底値は固まったか!?

 先週の動きを振り返ってみると、かなりの確率で底値は固まったかもしれないという感じが強く見えてきました。7000円割れは明らかに売られ過ぎであり、割らせるべきではないという判断が下ったのは間違いない事実であろうという気がしております。

 先週の週明けの東京株式市場は大波乱の幕開けとなり、28日火曜日には7000円割れまで叩き売られる展開となりました。しかし、その水準からは断続的に大量の買い物が入りだして日経平均は反発し、その後二日間は大幅高となって3日間の上げ幅は2000円にも達するのではという勢いで上昇しました。

 株価が売られ過ぎたと感じた個人投資家が新規で株式市場に参戦というような感じの報道を見て、確かに口座数は増えているようだがそんなに都合よく入れるものかという感じが強く、もっと大事なことを見逃すところでありました。もっと大事なところとは、年金の買いであります。ちょっと前まではPKOと呼ばれていた買いで、このPKOが先週の7000円から8000円は山ほど買いを入れており、絶対にこれ以上の下落は止めてみせるという意気込みを感じるに十分な状態でありました。

 報道では安いと見た個人投資家がとかそんな感じですが、個人の参戦だけでこれほどの売りを止められるわけもありませんから、下落を止めた主力が年金だったと知ればその反騰も納得といったところでしょうか。

 メディアのニュースを見ていると分かると思うのですが、日経平均が8000円を割っているとすると、追加の評価損を計上しなくてはならない銀行や生保が山ほど出てきますし、体力の無いところは耐えきれずに破綻ということになってしまうでしょう。そうなってしまっては負の連鎖が始まってしまうことになりますから、何が何でもそれだけは止めなくてはならないところであるといえるでしょう。今回の年金の出動タイミングはかなり良いものであったように思います。
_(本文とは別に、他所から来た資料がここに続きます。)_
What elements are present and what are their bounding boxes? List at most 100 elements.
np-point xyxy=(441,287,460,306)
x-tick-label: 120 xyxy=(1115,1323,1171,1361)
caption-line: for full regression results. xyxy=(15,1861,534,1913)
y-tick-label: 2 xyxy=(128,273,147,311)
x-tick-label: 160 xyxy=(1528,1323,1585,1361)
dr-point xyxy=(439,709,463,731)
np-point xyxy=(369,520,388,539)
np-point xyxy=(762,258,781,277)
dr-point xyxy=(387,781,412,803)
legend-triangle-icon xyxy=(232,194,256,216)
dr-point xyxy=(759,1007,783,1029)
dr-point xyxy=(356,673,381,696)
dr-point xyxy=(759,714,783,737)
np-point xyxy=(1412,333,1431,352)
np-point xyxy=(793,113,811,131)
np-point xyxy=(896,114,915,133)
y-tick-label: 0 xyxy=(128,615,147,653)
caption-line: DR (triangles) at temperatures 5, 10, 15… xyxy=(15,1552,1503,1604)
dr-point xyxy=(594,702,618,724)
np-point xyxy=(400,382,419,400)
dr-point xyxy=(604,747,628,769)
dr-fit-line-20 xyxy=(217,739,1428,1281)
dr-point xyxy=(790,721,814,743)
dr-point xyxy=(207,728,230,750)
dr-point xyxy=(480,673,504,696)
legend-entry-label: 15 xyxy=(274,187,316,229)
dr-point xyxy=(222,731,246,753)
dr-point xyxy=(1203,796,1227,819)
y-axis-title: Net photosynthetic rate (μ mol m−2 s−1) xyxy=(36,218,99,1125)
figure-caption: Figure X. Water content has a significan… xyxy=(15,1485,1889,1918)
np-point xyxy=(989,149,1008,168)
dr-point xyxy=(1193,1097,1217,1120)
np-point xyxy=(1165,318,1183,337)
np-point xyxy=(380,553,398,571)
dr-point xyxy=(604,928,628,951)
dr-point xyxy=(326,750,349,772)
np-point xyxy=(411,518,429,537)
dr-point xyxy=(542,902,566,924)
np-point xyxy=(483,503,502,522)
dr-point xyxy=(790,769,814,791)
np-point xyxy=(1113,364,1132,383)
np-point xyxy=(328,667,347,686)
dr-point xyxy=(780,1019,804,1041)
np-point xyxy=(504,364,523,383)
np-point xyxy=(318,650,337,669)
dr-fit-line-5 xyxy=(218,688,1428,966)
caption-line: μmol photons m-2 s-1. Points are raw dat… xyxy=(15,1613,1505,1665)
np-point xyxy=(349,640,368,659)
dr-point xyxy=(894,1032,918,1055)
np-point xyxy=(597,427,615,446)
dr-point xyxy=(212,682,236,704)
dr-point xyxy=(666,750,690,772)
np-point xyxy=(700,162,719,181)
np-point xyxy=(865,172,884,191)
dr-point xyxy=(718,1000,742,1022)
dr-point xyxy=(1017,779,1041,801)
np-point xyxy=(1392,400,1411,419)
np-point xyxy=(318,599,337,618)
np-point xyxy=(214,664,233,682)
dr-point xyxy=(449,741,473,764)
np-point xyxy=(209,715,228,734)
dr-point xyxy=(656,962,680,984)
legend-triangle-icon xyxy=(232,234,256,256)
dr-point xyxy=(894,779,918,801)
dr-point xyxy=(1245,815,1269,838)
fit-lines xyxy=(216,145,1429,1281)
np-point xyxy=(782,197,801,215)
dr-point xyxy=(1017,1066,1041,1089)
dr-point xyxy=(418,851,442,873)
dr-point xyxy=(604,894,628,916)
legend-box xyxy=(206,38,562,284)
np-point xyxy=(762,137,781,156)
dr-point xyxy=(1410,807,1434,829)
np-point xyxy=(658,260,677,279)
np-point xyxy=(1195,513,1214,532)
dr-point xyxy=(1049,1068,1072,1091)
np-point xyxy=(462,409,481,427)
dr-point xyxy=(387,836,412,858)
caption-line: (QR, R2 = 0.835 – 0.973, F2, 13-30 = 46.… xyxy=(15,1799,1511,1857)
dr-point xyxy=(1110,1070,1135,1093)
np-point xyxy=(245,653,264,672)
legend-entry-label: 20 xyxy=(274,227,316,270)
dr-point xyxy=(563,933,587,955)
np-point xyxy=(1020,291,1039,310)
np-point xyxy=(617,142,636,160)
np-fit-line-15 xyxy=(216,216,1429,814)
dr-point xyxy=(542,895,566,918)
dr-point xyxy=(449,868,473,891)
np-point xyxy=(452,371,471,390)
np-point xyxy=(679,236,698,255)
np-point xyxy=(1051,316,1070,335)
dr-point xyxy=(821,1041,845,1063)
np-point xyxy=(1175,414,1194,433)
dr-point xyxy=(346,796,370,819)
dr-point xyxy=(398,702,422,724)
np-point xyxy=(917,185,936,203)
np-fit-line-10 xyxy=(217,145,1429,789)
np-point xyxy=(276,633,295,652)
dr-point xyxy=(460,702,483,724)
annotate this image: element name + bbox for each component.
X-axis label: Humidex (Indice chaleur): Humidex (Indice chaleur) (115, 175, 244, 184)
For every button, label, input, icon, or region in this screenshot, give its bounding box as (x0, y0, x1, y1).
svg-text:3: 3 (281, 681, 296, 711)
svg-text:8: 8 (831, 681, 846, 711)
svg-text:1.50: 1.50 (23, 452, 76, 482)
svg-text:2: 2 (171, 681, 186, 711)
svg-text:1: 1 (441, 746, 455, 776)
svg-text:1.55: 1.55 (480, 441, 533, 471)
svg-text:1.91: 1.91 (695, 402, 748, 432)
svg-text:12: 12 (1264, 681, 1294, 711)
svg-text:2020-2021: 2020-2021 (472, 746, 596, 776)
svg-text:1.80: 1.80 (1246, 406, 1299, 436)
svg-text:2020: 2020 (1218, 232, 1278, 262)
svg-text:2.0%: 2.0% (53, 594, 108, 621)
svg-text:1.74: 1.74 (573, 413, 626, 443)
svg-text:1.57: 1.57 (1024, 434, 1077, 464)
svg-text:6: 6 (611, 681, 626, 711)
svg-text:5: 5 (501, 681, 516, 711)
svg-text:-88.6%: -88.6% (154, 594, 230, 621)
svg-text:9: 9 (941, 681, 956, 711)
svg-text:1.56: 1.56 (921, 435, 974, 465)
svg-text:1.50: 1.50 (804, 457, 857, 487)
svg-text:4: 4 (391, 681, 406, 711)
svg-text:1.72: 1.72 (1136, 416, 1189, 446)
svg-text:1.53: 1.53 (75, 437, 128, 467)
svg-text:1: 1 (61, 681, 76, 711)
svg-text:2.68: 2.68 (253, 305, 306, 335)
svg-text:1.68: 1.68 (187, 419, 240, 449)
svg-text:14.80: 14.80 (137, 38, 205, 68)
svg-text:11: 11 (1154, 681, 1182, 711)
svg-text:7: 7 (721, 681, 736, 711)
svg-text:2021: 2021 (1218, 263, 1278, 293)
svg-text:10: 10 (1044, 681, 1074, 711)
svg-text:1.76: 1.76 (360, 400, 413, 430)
 さて、世界中の金融担当者は米国発の金融恐慌を食い止めるべく、一生懸命政策を出してきておりますし、米の大統領選挙の投票も今夜からということになります。問題は解決しておりませんし、正しい方向での処理が進んでいるわけではありませんので、今後も何がどうなるかに確信が持てない状態が続くとは思いますが、これ以上の下落はとりあえずは止まるのではないかという感じはしております。売られ過ぎた銘柄には勝機があるかもしれません。



予想レンジ

 日経平均の予想レンジは7500円から10500円といった感じで、その差は3000円もあるのですが、これだけボラが高いとその開きも致し方ないという感じはします。

 ただ、ここで重要なのは直近での安値7000円割れが再度出てくる可能性はかなり低いだろうと見ております。実態経済が悪くなるのはこれからということになりますが、世界を苦しめてきたインフレは終焉を迎えているわけですし、下がるにしても今までの様な乱暴な下げではなく、もう少しゆっくりとした流れになるのではないかという感じがしております。依然としてボラは高いわけですが、急いで換金を進めてきたところもそろそろ一段落するのでは無いかと見ております。

 実際は世界中から絡んだ問題なので、これからどうなるかということははっきりと分かるわけではありません。予想をして当てたとしても自慢できるようなものではなく、あくまでも予想が当たって良かった程度の話であります。この状況下での全体相場の行方など分かるはずもないのです。新しい悪材料が出ない限りは結構織り込めたような気はしておりますので、日経平均が7000円を割って更に下へということだけは無さそうという感じはしております。

 よって、カラ売りよりも買いで勝負する機会を増やしてはいたのですが、今後も買い方中心で対応していこうと考えておりますが、基本である押したら買いという姿勢は貫く方針です。高い時に買っていてはいつまでたっても勝てません。暴騰するような相場ではないはずですので、とにかく高い時は様子をうかがうのが一番でありましょう。